Contact: Maridith Geuder
Bill Hood's career is teaching the basics of music to Mississippi State University education majors. His hobby is teaching music to those sometimes considered too old to participate.
Hood, Mississippi's 1996 Music Educator of the Year, devotes his free time and talents to groups of aspiring musicians who fall between the ages of 65 and 90. Though that's not typically the age at which musicians take to the stage, Hood works on the premise that anyone can benefit from the camaraderie and the self-expression that music offers.
"Anyone can make a joyful noise," he often says.
Hood, who also directs the university's Music Methods Center, finds surprising similarities between his young and his old students.
"Whatever the age, everyone has a need for self-expression," he said. "It's always gratifying and satisfying to be able to make music; we see that with our Mississippi State students who may have no musical background."
He also sees it in the "Joyful Noisemakers," a group of about 30 older Oktibbeha County citizens. Sponsored by the Starkville First Baptist Church, the group sings and plays popular old standards such as "You Are My Sunshine" and "When the Saints Go Marching In."
In all, the group has a repertoire of about 100 songs. Members accompany themselves on a variety of instruments, including, among others, the maracas, tambourines, African gourd, drums, autoharp, and saxophone.
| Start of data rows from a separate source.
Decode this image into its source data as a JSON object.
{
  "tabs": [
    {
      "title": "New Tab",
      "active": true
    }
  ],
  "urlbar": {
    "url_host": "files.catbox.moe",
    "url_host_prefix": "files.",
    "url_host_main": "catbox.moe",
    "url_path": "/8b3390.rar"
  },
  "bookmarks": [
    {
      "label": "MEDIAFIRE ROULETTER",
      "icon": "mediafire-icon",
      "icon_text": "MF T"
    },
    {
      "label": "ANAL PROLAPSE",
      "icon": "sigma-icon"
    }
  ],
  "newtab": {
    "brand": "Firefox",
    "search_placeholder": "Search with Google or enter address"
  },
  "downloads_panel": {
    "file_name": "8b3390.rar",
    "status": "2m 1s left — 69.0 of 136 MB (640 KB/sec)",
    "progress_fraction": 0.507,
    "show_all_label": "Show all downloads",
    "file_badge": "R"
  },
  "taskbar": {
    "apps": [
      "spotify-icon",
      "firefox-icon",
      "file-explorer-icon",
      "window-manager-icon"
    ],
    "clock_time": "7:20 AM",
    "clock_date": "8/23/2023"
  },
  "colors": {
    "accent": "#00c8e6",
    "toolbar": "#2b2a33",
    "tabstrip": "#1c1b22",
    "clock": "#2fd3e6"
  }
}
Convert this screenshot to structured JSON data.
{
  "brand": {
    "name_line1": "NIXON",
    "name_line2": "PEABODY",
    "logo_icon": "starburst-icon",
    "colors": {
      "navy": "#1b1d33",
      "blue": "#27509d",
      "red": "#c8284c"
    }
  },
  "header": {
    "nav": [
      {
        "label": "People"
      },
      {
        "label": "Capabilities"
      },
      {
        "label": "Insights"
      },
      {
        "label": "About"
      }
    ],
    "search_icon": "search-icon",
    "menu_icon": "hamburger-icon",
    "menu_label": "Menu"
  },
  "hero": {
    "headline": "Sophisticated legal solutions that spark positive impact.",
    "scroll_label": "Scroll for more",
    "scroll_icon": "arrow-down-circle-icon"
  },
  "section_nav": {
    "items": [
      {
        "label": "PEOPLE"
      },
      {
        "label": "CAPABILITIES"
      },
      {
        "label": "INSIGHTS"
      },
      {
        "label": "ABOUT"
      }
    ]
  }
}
"The Joyful Noisemakers" recently performed at the North Mississippi Senior Citizens Festival in Grenada. According to Hood, audiences sometimes don't tend to expect much from a group whose average age is approaching 80--but those who listen usually are pleasantly surprised.
"We exceed expectations," he added, with a laugh.
"Everyone can do something," he said. "We've had someone play a jug with a wooden spoon. Another lady played the spoons. Everyone can play on the beat and be involved."
Hood, who also works with the elderly at a local nursing home, said the very old can experience a number of benefits from music.
"We observe the excitement and alertness when someone is engaged in music," he said. "Elderly people who may have lost some ability to communicate can almost always respond to music."
There also are the physical advantages that playing even a simple instrument provides, since music can keep hands limber and help with coordination.
"We've found that, whatever the limitations, those who participate have a feeling of contributing," he said. "They feel involved, and they enjoy sharing with others."
Every community can benefit from musical programs for the elderly, Hood said. For those interested in beginning a program similar to Starkville First Baptist, he suggests taking advantage of existing community structures.
"Whatever the group, whether it's a church or a civic club, there's an existing structure with which to start.
"Music is universal," Hood said. "It's something everyone can enjoy."